La rigorosa struttura argomentativa, narrativa e drammaturgica delle antiche tragedie greche, e di Ecuba in particolare, costituisce la ragione per cui ancora oggi sono lette ed apprezzate. Cerciello, regista di solido mestiere, visualizza il logico rigore dei punti di vista dei personaggi tramite un’accorta regia dei movimenti e delle posizioni in scena, in modo da consentire ad attori e attrici la massima valorizzazione dei loro efficaci interventi.
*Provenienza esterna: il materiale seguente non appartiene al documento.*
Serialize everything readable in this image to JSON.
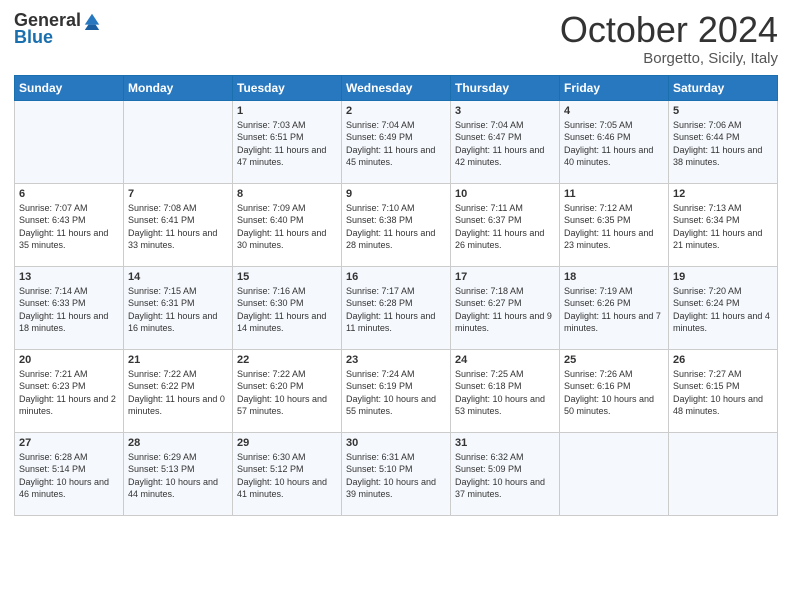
{
  "logo": {
    "general": "General",
    "blue": "Blue"
  },
  "title": "October 2024",
  "location": "Borgetto, Sicily, Italy",
  "days_of_week": [
    "Sunday",
    "Monday",
    "Tuesday",
    "Wednesday",
    "Thursday",
    "Friday",
    "Saturday"
  ],
  "weeks": [
    [
      {
        "day": "",
        "sunrise": "",
        "sunset": "",
        "daylight": ""
      },
      {
        "day": "",
        "sunrise": "",
        "sunset": "",
        "daylight": ""
      },
      {
        "day": "1",
        "sunrise": "Sunrise: 7:03 AM",
        "sunset": "Sunset: 6:51 PM",
        "daylight": "Daylight: 11 hours and 47 minutes."
      },
      {
        "day": "2",
        "sunrise": "Sunrise: 7:04 AM",
        "sunset": "Sunset: 6:49 PM",
        "daylight": "Daylight: 11 hours and 45 minutes."
      },
      {
        "day": "3",
        "sunrise": "Sunrise: 7:04 AM",
        "sunset": "Sunset: 6:47 PM",
        "daylight": "Daylight: 11 hours and 42 minutes."
      },
      {
        "day": "4",
        "sunrise": "Sunrise: 7:05 AM",
        "sunset": "Sunset: 6:46 PM",
        "daylight": "Daylight: 11 hours and 40 minutes."
      },
      {
        "day": "5",
        "sunrise": "Sunrise: 7:06 AM",
        "sunset": "Sunset: 6:44 PM",
        "daylight": "Daylight: 11 hours and 38 minutes."
      }
    ],
    [
      {
        "day": "6",
        "sunrise": "Sunrise: 7:07 AM",
        "sunset": "Sunset: 6:43 PM",
        "daylight": "Daylight: 11 hours and 35 minutes."
      },
      {
        "day": "7",
        "sunrise": "Sunrise: 7:08 AM",
        "sunset": "Sunset: 6:41 PM",
        "daylight": "Daylight: 11 hours and 33 minutes."
      },
      {
        "day": "8",
        "sunrise": "Sunrise: 7:09 AM",
        "sunset": "Sunset: 6:40 PM",
        "daylight": "Daylight: 11 hours and 30 minutes."
      },
      {
        "day": "9",
        "sunrise": "Sunrise: 7:10 AM",
        "sunset": "Sunset: 6:38 PM",
        "daylight": "Daylight: 11 hours and 28 minutes."
      },
      {
        "day": "10",
        "sunrise": "Sunrise: 7:11 AM",
        "sunset": "Sunset: 6:37 PM",
        "daylight": "Daylight: 11 hours and 26 minutes."
      },
      {
        "day": "11",
        "sunrise": "Sunrise: 7:12 AM",
        "sunset": "Sunset: 6:35 PM",
        "daylight": "Daylight: 11 hours and 23 minutes."
      },
      {
        "day": "12",
        "sunrise": "Sunrise: 7:13 AM",
        "sunset": "Sunset: 6:34 PM",
        "daylight": "Daylight: 11 hours and 21 minutes."
      }
    ],
    [
      {
        "day": "13",
        "sunrise": "Sunrise: 7:14 AM",
        "sunset": "Sunset: 6:33 PM",
        "daylight": "Daylight: 11 hours and 18 minutes."
      },
      {
        "day": "14",
        "sunrise": "Sunrise: 7:15 AM",
        "sunset": "Sunset: 6:31 PM",
        "daylight": "Daylight: 11 hours and 16 minutes."
      },
      {
        "day": "15",
        "sunrise": "Sunrise: 7:16 AM",
        "sunset": "Sunset: 6:30 PM",
        "daylight": "Daylight: 11 hours and 14 minutes."
      },
      {
        "day": "16",
        "sunrise": "Sunrise: 7:17 AM",
        "sunset": "Sunset: 6:28 PM",
        "daylight": "Daylight: 11 hours and 11 minutes."
      },
      {
        "day": "17",
        "sunrise": "Sunrise: 7:18 AM",
        "sunset": "Sunset: 6:27 PM",
        "daylight": "Daylight: 11 hours and 9 minutes."
      },
      {
        "day": "18",
        "sunrise": "Sunrise: 7:19 AM",
        "sunset": "Sunset: 6:26 PM",
        "daylight": "Daylight: 11 hours and 7 minutes."
      },
      {
        "day": "19",
        "sunrise": "Sunrise: 7:20 AM",
        "sunset": "Sunset: 6:24 PM",
        "daylight": "Daylight: 11 hours and 4 minutes."
      }
    ],
    [
      {
        "day": "20",
        "sunrise": "Sunrise: 7:21 AM",
        "sunset": "Sunset: 6:23 PM",
        "daylight": "Daylight: 11 hours and 2 minutes."
      },
      {
        "day": "21",
        "sunrise": "Sunrise: 7:22 AM",
        "sunset": "Sunset: 6:22 PM",
        "daylight": "Daylight: 11 hours and 0 minutes."
      },
      {
        "day": "22",
        "sunrise": "Sunrise: 7:22 AM",
        "sunset": "Sunset: 6:20 PM",
        "daylight": "Daylight: 10 hours and 57 minutes."
      },
      {
        "day": "23",
        "sunrise": "Sunrise: 7:24 AM",
        "sunset": "Sunset: 6:19 PM",
        "daylight": "Daylight: 10 hours and 55 minutes."
      },
      {
        "day": "24",
        "sunrise": "Sunrise: 7:25 AM",
        "sunset": "Sunset: 6:18 PM",
        "daylight": "Daylight: 10 hours and 53 minutes."
      },
      {
        "day": "25",
        "sunrise": "Sunrise: 7:26 AM",
        "sunset": "Sunset: 6:16 PM",
        "daylight": "Daylight: 10 hours and 50 minutes."
      },
      {
        "day": "26",
        "sunrise": "Sunrise: 7:27 AM",
        "sunset": "Sunset: 6:15 PM",
        "daylight": "Daylight: 10 hours and 48 minutes."
      }
    ],
    [
      {
        "day": "27",
        "sunrise": "Sunrise: 6:28 AM",
        "sunset": "Sunset: 5:14 PM",
        "daylight": "Daylight: 10 hours and 46 minutes."
      },
      {
        "day": "28",
        "sunrise": "Sunrise: 6:29 AM",
        "sunset": "Sunset: 5:13 PM",
        "daylight": "Daylight: 10 hours and 44 minutes."
      },
      {
        "day": "29",
        "sunrise": "Sunrise: 6:30 AM",
        "sunset": "Sunset: 5:12 PM",
        "daylight": "Daylight: 10 hours and 41 minutes."
      },
      {
        "day": "30",
        "sunrise": "Sunrise: 6:31 AM",
        "sunset": "Sunset: 5:10 PM",
        "daylight": "Daylight: 10 hours and 39 minutes."
      },
      {
        "day": "31",
        "sunrise": "Sunrise: 6:32 AM",
        "sunset": "Sunset: 5:09 PM",
        "daylight": "Daylight: 10 hours and 37 minutes."
      },
      {
        "day": "",
        "sunrise": "",
        "sunset": "",
        "daylight": ""
      },
      {
        "day": "",
        "sunrise": "",
        "sunset": "",
        "daylight": ""
      }
    ]
  ]
}
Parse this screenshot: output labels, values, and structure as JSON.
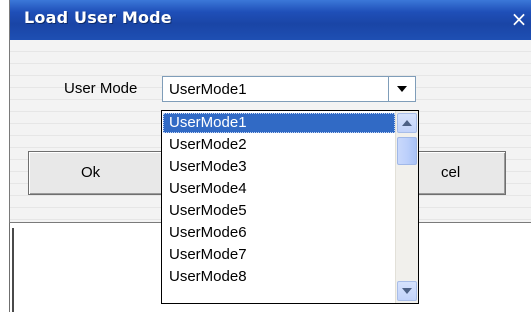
{
  "dialog": {
    "title": "Load User Mode",
    "close_glyph": "×",
    "close_icon": "close-icon"
  },
  "form": {
    "user_mode_label": "User Mode",
    "user_mode_value": "UserMode1"
  },
  "buttons": {
    "ok_label": "Ok",
    "cancel_label_visible": "cel"
  },
  "dropdown": {
    "options": [
      "UserMode1",
      "UserMode2",
      "UserMode3",
      "UserMode4",
      "UserMode5",
      "UserMode6",
      "UserMode7",
      "UserMode8"
    ],
    "selected_index": 0
  },
  "colors": {
    "titlebar": "#1f4fb8",
    "selection": "#316ac5"
  }
}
Il divario tra gli abiti di scena dei “macellai” achei (con tanto di grembiule insanguinato), moderni, e i costumi tradizionali indossati da Isa Danieli/Ecuba e le altre donne, rende in qualche modo diacronico, o persino atemporale, il rapporto tra carnefici e vittime, rappresentato peraltro con feroce ironia dalla raffigurazione, nel fondale, di un bovino stilizzato, suddiviso in parti da macello recanti i nomi di tragici personaggi dell’Iliade: Laocoonte, Priamo, Pentesilea, Achille, Ettore... La storia della ex-regina, vindice dei figli assassinati - Polidoro per avidità, da Polimestore; Polissena da Odisseo, per un sacrificio umano richiesto dal fantasma di Achille - semplice in sé, si arricchisce di minuto in minuto, con gesti, toni e parole, attraverso i quali sprizzano l’orrore e la disperazione, ultimi sentimenti consentiti a chi nulla riesce più a concludere con l’uso della ragione e la pratica della persuasione.
La recitazione della Danieli, pur discontinua, risulta ben compensata dagli altri attori, con una menzione particolare per le donne del coro, nitide e incisive. Un limite dello spettacolo potrebbe essere riscontrato nella napoletanizzazione involontaria (?) di linguaggio e gesti, retaggio della formazione culturale e teatrale della Danieli e di altri attori: ma si tratta di un aspetto certamente accettato e forse persino ostentato dalla regia. Inutili, sebbene piacevoli, le durevoli nudità di Polidoro e Polissena, tenuto conto che in inverno il Sociale è pieno di spifferi. Essenziale ma efficace la scenografia, con il cenotafio a fungere da altare di morte e pulpito per l’annuncio e la celebrazione delle reciproche vendette.